GVK Biosciences today announced that it is extending its Clinical Biomarker Database (GOBIOM) license to the Biomarker Qualification Group of the US Food and Drug Administration (US FDA). The GOBIOM database, which has the latest and recently updated information on all the biomarkers reported in various clinical and preclinical studies, will be beneficial to the US FDA in its Biomarker Qualification Process.
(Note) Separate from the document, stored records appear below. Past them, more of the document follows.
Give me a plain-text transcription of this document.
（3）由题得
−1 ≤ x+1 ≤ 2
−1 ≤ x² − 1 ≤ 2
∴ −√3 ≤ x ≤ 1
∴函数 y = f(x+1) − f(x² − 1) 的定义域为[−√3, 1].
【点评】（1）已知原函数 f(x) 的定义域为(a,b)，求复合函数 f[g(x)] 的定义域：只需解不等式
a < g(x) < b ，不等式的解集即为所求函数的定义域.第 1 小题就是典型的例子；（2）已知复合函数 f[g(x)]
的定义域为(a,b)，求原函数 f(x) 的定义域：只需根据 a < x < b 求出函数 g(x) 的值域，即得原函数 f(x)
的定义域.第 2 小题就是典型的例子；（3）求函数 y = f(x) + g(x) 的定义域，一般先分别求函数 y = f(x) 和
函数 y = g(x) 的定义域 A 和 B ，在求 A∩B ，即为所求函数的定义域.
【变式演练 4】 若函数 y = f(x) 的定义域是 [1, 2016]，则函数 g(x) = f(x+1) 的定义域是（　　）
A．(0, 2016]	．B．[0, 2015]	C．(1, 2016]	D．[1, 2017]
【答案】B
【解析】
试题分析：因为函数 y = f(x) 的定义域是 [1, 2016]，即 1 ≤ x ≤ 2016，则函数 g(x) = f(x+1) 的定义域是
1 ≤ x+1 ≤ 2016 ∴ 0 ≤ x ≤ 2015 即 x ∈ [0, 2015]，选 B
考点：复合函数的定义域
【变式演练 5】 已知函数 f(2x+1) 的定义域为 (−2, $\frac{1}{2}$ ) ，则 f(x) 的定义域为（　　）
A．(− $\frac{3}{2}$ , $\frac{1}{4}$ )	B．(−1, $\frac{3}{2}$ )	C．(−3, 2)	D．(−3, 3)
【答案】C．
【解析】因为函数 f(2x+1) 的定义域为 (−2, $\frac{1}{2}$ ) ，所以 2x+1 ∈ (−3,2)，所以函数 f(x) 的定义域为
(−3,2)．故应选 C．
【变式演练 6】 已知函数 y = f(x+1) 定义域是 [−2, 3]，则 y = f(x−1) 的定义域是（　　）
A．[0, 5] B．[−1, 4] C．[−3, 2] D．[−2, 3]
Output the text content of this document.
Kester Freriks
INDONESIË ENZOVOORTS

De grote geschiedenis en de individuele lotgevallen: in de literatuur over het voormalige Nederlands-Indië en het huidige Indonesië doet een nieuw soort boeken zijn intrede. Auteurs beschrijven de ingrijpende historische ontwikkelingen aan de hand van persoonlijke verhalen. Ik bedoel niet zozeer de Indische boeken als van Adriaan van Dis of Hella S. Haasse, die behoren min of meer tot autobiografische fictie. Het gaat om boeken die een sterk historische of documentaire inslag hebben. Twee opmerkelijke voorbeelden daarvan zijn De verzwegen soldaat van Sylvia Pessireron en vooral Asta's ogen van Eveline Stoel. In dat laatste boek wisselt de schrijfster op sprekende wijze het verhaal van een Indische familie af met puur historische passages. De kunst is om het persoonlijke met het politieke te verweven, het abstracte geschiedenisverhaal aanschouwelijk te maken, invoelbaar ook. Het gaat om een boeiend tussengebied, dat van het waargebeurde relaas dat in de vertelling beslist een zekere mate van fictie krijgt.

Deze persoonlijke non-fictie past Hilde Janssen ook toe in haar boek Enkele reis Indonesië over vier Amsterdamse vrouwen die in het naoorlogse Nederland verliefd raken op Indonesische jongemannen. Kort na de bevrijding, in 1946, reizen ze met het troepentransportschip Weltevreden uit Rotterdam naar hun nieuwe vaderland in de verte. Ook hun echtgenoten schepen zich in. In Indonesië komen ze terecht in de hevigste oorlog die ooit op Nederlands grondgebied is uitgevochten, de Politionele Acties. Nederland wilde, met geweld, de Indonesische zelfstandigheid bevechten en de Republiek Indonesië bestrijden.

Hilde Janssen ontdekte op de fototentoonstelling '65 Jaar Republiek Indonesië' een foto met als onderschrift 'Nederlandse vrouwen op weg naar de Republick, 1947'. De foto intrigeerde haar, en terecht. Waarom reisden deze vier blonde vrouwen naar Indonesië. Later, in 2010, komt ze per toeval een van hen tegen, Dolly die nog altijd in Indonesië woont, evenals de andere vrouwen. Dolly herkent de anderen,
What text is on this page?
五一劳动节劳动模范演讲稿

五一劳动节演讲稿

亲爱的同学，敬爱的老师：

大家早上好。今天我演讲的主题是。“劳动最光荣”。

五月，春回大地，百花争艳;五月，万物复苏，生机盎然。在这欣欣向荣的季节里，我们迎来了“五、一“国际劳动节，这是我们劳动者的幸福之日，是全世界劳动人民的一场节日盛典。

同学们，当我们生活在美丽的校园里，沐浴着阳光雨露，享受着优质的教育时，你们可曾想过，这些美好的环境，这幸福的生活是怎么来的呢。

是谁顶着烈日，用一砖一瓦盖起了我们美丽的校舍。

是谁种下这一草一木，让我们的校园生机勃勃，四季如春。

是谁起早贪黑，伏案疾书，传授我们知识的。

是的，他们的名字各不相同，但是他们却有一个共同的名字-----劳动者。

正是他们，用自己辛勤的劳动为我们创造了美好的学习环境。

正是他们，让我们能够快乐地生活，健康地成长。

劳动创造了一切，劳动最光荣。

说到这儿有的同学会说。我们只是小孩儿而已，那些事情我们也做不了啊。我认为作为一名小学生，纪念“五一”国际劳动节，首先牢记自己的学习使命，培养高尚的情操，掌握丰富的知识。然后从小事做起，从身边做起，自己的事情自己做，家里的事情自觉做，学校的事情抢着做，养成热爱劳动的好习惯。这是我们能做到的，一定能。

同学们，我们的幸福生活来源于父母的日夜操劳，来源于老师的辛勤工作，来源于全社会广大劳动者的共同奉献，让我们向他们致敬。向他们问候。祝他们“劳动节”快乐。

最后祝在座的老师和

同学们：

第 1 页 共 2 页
The GOBIOM database is a comprehensive compilation of all the clinically evaluated, exploratory and preclinical biomarkers associated with different therapeutic areas reported in global clinical trials, clinical and preclinical studies. GOBIOM contains information on 20,000 biomarkers comprising biochemical, genomic, imaging, metabolite, cellular and physiological markers, along with multiple data points comprising experimental, analytical, clinical and statistical data with their qualifications under different medical interventions.
Sreeni Devidas, Vice President, Sales & Marketing, Informatics, said, “ The collaboration with the US FDA has helped GVK BIO in developing the safety biomarker content in GOBIOM. The interconnectivity between organ toxicities to the drug, dose and population was developed with equal emphasis on its preclinical qualification. Biomarker analysis tools were integrated into the database in a manner that has facilitated the user to make a comparative analysis between the biomarkers of their interest. We look forward to continue working and collaborating with the FDA with a view to enhancing the utility of the product further.”